In 2005, Ettinger joined SiriusXM to assist in the creation and launch of Howard 100 News ahead of the arrival of Howard Stern, creating the first reality-parody news organization.

Ettinger originally joined CBS News as a radio anchor for 1010 WINS in 2004, becoming the first female to anchor at the top-of-the-hour in mornings as a regular fill-in. In 2012, Ettinger created and hosted the 1010 WINS "Open For Business" reports, a post-Hurricane Sandy series.
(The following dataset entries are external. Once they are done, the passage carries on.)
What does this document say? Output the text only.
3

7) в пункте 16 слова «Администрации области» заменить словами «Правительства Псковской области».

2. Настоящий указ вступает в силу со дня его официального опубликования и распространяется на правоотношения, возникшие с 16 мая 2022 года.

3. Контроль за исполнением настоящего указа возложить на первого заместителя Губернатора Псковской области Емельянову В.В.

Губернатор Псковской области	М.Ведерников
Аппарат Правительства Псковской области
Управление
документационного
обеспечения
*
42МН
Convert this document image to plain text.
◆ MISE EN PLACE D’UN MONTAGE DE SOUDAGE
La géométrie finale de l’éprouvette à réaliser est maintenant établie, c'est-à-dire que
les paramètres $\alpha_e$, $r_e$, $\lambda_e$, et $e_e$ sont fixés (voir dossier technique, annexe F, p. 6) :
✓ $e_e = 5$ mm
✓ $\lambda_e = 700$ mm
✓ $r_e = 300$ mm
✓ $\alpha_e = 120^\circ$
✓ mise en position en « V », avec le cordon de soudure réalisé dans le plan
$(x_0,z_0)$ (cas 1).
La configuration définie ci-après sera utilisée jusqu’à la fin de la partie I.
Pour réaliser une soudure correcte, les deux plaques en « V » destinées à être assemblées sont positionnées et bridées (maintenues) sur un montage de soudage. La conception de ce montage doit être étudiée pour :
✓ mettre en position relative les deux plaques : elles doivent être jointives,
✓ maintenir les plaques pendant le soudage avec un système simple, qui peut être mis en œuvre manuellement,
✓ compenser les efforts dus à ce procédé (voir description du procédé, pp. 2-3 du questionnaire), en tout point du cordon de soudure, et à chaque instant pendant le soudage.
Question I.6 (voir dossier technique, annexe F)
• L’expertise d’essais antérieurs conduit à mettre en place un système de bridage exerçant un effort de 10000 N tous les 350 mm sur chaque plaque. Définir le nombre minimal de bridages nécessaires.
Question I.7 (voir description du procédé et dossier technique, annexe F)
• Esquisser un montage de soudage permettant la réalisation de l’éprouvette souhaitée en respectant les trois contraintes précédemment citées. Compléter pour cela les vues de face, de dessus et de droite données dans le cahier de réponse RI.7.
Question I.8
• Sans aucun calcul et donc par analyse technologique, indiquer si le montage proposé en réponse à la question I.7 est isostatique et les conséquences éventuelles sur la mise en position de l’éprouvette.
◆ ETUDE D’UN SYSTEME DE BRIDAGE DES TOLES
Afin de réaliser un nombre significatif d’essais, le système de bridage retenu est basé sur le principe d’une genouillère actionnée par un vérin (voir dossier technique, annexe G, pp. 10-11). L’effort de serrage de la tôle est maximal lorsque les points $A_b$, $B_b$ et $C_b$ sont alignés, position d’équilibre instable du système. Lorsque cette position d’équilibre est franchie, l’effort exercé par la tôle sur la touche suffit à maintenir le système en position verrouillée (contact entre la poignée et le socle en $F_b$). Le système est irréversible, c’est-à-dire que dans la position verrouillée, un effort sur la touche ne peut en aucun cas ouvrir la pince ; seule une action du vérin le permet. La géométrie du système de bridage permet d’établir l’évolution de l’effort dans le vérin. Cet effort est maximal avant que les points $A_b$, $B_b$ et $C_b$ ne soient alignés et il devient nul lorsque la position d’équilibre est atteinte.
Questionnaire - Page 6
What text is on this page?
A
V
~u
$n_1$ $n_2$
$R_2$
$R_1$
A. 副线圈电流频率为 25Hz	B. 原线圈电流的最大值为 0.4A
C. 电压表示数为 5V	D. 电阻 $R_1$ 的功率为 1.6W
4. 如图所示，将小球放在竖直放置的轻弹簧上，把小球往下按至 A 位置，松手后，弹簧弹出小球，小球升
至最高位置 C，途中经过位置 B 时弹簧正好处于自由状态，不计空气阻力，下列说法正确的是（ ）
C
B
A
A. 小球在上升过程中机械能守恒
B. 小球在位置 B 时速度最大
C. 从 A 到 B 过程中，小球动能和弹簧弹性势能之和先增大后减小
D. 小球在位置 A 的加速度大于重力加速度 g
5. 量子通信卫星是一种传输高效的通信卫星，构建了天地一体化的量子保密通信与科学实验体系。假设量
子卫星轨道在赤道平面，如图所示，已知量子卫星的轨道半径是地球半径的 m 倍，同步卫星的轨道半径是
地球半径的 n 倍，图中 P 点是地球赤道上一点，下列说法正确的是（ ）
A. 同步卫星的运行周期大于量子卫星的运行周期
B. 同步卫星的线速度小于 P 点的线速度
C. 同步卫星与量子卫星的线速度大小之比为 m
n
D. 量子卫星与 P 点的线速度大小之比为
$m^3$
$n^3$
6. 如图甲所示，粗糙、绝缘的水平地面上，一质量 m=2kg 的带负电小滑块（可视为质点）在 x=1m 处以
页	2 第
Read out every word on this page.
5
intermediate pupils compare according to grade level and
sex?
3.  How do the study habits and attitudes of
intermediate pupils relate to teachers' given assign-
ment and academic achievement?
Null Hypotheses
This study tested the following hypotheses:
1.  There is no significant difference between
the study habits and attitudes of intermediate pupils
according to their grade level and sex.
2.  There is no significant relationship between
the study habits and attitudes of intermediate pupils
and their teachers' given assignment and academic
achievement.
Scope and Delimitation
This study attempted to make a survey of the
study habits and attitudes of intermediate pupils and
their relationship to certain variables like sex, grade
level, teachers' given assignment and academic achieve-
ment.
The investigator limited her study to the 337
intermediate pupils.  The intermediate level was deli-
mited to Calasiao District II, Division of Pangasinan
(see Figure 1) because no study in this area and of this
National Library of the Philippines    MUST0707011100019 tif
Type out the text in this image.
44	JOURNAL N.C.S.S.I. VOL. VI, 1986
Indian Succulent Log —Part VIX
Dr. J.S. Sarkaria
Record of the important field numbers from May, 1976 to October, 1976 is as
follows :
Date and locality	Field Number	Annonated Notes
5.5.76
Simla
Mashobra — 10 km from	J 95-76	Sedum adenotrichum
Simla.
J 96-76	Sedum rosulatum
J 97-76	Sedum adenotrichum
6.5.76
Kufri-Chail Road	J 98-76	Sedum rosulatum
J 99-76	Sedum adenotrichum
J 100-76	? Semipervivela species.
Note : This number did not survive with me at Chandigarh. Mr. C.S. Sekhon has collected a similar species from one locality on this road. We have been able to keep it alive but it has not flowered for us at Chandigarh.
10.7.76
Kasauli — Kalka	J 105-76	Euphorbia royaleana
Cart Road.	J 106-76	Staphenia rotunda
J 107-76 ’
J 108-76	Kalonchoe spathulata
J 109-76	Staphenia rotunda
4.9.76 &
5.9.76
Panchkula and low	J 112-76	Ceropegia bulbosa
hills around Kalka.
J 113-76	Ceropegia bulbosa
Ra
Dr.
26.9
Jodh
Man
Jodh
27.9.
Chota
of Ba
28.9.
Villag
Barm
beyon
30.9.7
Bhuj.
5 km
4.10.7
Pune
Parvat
As a digital music journalist, Ettinger also contributes to Billboard.com and Billboard.Biz.

==Awards==
Ettinger has won a Gracie Award for her anchor work, AP and UPI Broadcast Sports awards for her coverage of the Yankees Road to the World Series and the New York Rangers Stanley Cup Win, and several regional Edward R. Murrow Awards. In 2015, Ettinger won a New York Press Club Award for Excellence in Journalism in the Entertainment News category for her work at NBC's TODAY, which was SiriusXM's first journalism award.